Manning, James, 1738-1791

Baptist clergyman and founding president of Rhode Island College (now Brown University), was born in Elizabeth Township, New Jersey. He attended Hopewell Academy, a Baptist grammar school, and the College of New Jersey (now Princeton). In 1764, after ordination as a Baptist minister, Manning and his wife Margaret Stiles, moved to Warren, Rhode Island, where he founded a Latin school and a Baptist church. 

When the region's Baptists decided, after much debate and controversy, to establish a college in Warren, they obtained a charter from the General Assembly in 1764. Shortly thereafter the fellows of Rhode Island College chose Reverend Manning as the school's first president. By 1770, the college's financial problems and the persuasion of Providence civic leaders led to its relocation, and Manning moved with it to Providence.

As a Calvinist with an evangelical spirit, Manning was more suited to action than to scholarship. However, he taught classical languages, moral philosophy, and rhetoric to his students. Under Manning's leadership, his college attracted and accommodated several religious minorities including Quakers and Jews.

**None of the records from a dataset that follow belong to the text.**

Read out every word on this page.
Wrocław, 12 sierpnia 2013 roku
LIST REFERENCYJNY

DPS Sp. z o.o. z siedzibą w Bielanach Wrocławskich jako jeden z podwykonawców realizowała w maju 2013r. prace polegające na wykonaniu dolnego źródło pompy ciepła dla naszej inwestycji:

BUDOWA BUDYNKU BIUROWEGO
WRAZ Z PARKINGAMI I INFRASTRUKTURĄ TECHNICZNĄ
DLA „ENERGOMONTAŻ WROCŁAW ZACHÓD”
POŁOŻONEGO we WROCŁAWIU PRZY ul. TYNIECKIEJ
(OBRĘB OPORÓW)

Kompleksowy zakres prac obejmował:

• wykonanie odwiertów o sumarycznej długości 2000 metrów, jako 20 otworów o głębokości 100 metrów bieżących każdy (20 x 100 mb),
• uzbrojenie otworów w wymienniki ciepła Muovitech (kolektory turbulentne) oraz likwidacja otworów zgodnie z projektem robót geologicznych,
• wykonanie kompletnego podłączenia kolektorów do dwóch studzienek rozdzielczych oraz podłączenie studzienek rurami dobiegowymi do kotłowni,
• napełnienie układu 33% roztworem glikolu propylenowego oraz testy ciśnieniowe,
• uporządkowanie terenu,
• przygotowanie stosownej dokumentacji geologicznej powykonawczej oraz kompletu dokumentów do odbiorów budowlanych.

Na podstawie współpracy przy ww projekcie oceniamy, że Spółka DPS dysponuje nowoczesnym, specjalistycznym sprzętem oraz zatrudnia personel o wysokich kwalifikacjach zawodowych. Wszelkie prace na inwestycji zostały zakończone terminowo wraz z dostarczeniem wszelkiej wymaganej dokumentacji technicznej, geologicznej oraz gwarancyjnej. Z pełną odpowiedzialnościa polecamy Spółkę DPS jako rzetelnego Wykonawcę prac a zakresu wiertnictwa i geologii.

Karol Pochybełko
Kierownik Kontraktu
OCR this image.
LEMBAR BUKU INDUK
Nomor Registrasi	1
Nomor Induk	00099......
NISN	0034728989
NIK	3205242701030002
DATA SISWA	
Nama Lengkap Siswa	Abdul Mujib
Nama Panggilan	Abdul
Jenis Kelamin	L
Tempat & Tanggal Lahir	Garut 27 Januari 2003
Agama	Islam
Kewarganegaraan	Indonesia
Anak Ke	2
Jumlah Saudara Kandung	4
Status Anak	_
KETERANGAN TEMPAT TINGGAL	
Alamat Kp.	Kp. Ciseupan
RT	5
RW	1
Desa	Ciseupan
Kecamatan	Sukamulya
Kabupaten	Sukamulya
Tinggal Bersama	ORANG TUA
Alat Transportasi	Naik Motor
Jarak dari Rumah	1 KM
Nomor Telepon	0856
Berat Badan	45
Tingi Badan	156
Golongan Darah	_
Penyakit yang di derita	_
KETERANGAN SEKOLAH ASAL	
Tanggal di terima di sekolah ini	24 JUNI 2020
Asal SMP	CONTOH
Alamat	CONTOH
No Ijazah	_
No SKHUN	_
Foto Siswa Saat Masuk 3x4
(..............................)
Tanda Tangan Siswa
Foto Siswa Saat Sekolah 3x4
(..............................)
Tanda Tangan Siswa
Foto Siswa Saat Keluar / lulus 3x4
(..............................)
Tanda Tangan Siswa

Manning's arrival in Providence caused a temporary schism in the First Baptist Church. When the pastor and some of the congregation withdrew, Manning became the pastor, a position he held from 1770 until 1791. Under his leadership, the church introduced congregational singing, expanded the terms of communion to include more Baptists, and moved to a more stringent Calvinistic theology.

During his twenty-one year tenure in Providence, Manning became a prominent civic leader and even served Rhode Island in the Confederation Congress as a delegate. Although he was a reluctant revolutionary, Manning became a staunch advocate of the federal Constitution, and he was instrumental in securing support for ratification from Baptists in Rhode Island and Massachusetts. Manning was one of the earliest New England Baptists to become involved in the abolitionist movement joining an anti-slavery society formed by Moses Brown.

In April, 1791 Manning resigned as pastor of the First Baptist Church and requested that the college find a new president. He was still serving in the latter capacity when he suffered a fatal stroke in July, 1791. According to his biographers, Manning's greatest significance lies in his contributions to the institutional development of the Baptist denomination. While the college became a focus of Baptist identity, Manning worked to develop his denomination in other ways, and his influence helped reestablish Calvinism as the theological standard among New England Baptists. This Calvinism, says biographer Charles Dunn, “was not a theological straightjacket, but served as a common reference around which disparate New England Baptists could coalesce and from which they could evolve.”